Investigating the HLA component in rheumatoid arthritis: an additive (dominant) mode of inheritance is rejected, a recessive mode is preferred.
Rigby AS., Silman AJ., Voelm L., Gregory JC., Ollier WE., Khan MA., Nepom GT., Thomson G.
We examined the mode of inheritance of rheumatoid arthritis (RA) and estimated the genetic contribution of the HLA-linked locus to the development of RA using data from 111 multiplex families (54 London, 57 Cleveland), and 43 randomly ascertained patients (Seattle). HLA-DR4 was present in 78 multiplex probands (70%); a further 16 probands who were negative for DR4 were positive for DR1. Both DR4 and DR1 were significantly in excess when compared to control population frequencies (P less than 0.001); an additional finding was an excess of DR7, although the numbers of probands with DR7 were small. Despite the well-established HLA association with RA, neither recessive nor additive (dominant) modes of inheritance, nor any intermediate models have been ruled out using affected sib-pair and antigen genotype frequency among patients (AGFAP) methods.
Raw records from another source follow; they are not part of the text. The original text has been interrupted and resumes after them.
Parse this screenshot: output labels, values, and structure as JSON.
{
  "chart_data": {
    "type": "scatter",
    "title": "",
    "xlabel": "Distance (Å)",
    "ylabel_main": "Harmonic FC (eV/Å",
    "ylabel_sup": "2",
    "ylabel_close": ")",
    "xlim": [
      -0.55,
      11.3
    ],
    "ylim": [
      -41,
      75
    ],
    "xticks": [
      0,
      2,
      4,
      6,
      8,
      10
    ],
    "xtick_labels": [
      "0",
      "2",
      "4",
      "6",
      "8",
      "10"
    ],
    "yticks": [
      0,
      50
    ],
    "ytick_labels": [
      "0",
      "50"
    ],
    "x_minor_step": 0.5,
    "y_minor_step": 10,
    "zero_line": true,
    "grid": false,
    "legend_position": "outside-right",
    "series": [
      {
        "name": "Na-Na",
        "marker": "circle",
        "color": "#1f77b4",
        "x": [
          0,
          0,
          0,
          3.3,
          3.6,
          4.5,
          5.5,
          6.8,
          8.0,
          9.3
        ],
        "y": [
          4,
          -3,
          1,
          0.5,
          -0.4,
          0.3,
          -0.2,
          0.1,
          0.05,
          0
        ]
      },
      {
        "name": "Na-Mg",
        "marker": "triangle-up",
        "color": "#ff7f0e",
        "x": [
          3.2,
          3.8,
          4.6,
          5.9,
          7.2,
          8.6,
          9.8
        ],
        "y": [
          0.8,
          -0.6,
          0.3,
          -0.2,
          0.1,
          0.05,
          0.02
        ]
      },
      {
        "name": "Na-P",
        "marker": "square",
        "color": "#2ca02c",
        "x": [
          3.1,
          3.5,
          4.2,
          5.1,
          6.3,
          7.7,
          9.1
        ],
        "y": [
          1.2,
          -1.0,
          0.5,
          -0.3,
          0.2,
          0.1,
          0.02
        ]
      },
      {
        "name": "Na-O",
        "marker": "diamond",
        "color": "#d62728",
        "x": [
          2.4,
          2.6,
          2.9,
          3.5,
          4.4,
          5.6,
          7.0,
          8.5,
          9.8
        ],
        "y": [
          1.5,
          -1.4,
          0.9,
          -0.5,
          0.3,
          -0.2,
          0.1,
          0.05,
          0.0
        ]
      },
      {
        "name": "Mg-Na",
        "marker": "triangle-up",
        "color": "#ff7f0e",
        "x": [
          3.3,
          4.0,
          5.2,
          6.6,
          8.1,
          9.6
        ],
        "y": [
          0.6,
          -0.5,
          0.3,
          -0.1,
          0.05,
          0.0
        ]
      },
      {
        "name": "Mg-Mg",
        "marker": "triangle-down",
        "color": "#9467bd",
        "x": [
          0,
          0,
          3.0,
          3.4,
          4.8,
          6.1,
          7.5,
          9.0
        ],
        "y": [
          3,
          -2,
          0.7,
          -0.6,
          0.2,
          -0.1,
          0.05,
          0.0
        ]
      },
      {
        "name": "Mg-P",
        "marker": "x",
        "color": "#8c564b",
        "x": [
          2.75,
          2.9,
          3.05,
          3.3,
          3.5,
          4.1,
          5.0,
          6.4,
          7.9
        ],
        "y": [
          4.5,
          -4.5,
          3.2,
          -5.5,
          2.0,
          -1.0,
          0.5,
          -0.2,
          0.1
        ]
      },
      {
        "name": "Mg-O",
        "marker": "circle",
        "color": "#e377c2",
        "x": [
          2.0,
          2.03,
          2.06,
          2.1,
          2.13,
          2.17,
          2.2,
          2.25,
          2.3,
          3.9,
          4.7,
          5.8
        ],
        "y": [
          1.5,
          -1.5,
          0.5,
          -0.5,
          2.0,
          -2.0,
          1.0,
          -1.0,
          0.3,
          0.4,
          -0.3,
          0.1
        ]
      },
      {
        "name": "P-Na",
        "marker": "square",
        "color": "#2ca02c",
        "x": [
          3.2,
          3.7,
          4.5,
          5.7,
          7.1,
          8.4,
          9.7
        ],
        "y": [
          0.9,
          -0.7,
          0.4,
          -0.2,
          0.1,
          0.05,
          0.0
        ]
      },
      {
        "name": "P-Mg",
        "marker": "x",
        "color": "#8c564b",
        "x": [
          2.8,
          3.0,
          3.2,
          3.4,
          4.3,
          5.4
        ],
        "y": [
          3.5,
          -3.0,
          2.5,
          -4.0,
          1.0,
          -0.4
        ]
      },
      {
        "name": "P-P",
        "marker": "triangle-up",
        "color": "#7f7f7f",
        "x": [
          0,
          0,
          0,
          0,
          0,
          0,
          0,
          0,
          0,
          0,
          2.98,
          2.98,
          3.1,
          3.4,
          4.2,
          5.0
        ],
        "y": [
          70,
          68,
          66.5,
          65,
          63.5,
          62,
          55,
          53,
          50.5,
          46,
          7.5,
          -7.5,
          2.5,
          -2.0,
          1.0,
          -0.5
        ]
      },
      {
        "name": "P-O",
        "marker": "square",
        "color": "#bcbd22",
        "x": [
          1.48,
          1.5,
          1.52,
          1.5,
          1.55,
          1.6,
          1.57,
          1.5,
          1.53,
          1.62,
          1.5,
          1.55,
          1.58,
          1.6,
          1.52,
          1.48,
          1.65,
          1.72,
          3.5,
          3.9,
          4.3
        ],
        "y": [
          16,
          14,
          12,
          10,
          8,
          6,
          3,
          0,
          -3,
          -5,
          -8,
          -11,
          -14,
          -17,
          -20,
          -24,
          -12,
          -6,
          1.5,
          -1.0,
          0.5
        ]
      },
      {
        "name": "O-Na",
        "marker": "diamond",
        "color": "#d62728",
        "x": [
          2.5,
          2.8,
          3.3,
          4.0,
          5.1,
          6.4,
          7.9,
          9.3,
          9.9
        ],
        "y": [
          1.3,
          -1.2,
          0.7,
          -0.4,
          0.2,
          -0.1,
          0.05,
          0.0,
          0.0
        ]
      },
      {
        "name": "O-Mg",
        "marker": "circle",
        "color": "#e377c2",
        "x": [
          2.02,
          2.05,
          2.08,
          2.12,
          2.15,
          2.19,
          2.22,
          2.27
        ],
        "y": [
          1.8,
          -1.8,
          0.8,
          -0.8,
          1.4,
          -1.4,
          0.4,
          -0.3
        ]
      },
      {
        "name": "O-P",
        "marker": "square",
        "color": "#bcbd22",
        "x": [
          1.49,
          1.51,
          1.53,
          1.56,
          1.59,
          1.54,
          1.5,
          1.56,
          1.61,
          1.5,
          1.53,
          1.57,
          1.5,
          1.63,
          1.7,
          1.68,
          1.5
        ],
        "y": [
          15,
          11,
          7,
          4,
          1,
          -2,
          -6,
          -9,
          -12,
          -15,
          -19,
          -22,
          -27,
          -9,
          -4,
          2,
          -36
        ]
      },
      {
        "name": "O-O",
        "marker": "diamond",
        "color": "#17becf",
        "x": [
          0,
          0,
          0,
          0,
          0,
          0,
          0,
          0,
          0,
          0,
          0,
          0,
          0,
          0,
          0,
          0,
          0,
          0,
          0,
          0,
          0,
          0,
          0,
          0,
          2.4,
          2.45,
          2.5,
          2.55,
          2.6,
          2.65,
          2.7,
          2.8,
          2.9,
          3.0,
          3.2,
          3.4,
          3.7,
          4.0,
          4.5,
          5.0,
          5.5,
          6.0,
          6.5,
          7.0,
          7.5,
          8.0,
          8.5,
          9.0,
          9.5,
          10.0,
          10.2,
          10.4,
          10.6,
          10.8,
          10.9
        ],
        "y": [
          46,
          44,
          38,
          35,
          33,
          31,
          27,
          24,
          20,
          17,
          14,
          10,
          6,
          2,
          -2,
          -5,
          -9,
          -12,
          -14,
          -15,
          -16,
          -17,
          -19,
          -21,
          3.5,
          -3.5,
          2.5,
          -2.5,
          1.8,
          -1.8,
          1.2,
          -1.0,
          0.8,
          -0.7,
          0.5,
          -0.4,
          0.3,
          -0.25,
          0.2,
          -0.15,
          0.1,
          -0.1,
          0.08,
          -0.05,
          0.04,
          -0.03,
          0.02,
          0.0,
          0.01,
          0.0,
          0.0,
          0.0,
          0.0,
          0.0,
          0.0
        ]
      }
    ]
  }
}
However, in our study the AGFAP data for HLA-DR4 and DR1 were close to recessive expectations (P = ns) while an additive (dominant) mode of inheritance was rejected (P less than 0.001). The same results were obtained by an independent method which considered HLA-DR transmission from affected parents to their affected children. The affected sib-pair haplotype sharing method showed deviation from random expectations but did not allow discrimination between recessive and additive (dominant) modes. The effect of the HLA-linked locus on familiarity accounted for only a 1.61-fold increased risk to sibs over the population prevalence, compared to an observed value of 3.90. This indicated that there could be at least one other non-HLA locus predisposing to RA with a weight that is slightly greater than that of HLA.